Here, self.input_shape=X_train.shape and self.output_shape=(11,)

It successfully printed out the model's summary, but was outputting the following error:

ValueError: Input 0 is incompatible with layer model_1: expected shape=(None, 19296, 110250), found shape=(32, 110250)

However, my X_train has a shape of (19296, 110250). I was trying to figure out on why the X_train has been reshaped from (19296, 110250) to (32, 110250), but couldn't find it out.

(19296 is the number of songs and 110250 is a 5 second length audio file with sampling rate of 22050 processed using Python Librosa library)

What is the problem of my code? Thank you in advance!

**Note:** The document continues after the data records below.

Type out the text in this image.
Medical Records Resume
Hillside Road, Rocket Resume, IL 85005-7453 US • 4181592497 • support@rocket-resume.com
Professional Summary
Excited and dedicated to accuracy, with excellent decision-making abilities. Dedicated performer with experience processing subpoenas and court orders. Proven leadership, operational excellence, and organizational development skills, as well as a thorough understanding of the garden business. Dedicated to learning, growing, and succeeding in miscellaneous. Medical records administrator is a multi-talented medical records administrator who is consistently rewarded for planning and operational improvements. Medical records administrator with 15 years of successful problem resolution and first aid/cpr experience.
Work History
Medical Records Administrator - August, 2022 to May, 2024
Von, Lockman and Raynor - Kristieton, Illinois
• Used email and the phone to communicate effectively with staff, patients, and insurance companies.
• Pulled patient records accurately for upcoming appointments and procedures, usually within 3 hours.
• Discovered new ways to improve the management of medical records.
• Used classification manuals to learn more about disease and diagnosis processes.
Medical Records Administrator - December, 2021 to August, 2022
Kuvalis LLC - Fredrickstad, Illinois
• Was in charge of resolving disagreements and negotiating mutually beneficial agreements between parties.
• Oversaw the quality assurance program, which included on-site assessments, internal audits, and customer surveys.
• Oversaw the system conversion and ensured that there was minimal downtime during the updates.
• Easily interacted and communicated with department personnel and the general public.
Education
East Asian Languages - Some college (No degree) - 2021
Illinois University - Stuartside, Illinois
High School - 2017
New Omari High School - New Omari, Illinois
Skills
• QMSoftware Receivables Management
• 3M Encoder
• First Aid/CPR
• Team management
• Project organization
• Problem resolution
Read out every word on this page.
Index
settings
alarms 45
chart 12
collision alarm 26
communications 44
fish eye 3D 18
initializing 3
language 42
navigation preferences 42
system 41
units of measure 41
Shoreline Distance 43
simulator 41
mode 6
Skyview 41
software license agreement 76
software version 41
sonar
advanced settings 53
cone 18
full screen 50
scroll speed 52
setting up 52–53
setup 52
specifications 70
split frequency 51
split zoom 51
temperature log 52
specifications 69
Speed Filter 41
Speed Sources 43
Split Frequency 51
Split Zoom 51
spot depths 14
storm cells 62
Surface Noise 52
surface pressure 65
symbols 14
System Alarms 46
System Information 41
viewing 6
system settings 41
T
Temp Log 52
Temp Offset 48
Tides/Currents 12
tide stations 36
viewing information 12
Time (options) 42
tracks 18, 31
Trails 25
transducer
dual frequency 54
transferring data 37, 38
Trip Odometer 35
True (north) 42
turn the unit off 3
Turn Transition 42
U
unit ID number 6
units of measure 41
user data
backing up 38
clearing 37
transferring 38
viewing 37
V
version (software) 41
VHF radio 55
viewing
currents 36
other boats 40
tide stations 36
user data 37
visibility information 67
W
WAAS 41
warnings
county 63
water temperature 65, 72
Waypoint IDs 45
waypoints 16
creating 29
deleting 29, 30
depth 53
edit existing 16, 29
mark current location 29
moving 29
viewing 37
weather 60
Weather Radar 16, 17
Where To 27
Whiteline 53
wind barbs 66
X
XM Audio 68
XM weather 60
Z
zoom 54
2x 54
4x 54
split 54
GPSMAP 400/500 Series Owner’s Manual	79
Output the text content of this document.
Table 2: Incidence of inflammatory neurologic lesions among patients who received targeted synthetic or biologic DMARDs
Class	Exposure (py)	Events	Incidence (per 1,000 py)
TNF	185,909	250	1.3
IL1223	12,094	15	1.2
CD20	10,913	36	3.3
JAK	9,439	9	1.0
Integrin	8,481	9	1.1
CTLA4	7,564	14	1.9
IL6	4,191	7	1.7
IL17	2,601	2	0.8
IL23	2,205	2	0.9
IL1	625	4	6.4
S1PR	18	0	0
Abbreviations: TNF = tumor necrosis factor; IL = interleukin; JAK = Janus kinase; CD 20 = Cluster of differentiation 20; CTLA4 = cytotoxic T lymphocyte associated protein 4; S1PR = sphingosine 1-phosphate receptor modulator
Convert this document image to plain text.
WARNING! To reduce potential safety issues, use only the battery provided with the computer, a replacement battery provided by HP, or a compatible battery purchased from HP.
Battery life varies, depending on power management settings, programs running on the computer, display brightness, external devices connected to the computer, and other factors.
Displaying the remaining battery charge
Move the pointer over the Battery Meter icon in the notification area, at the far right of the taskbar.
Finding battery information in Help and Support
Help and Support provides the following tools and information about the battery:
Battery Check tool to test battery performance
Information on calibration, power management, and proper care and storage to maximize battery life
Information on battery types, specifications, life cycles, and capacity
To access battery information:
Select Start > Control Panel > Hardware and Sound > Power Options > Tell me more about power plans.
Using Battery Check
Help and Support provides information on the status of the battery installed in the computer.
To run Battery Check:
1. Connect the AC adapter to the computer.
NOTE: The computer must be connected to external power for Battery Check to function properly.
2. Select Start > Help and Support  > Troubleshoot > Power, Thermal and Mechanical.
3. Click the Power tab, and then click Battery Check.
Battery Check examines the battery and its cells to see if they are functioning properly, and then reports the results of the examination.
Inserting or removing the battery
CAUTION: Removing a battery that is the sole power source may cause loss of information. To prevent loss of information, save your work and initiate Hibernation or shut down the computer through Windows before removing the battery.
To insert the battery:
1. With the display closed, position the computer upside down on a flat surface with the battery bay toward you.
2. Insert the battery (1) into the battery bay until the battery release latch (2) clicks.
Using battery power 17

CodePudding user response：

Your data is a missing dimension. A Conv1D layer requires the input shape (timesteps, features). You seem to only have the timesteps or features. So maybe try something like this:

import tensorflow as tf

sample = 1
x_train = tf.random.normal((sample, 110250))
option1 = tf.expand_dims(x_train, axis=-1)
tf.print('expand_dims -->',option1.shape)

shape = tf.shape(x_train)
option2 = tf.reshape(x_train, (tf.shape(x_train)[0], 5, 22050)) 
tf.print('reshape -->',option2.shape)

expand_dims --> TensorShape([1, 110250, 1])
reshape --> TensorShape([1, 5, 22050])

Note that I only used one sample but I think you get the idea.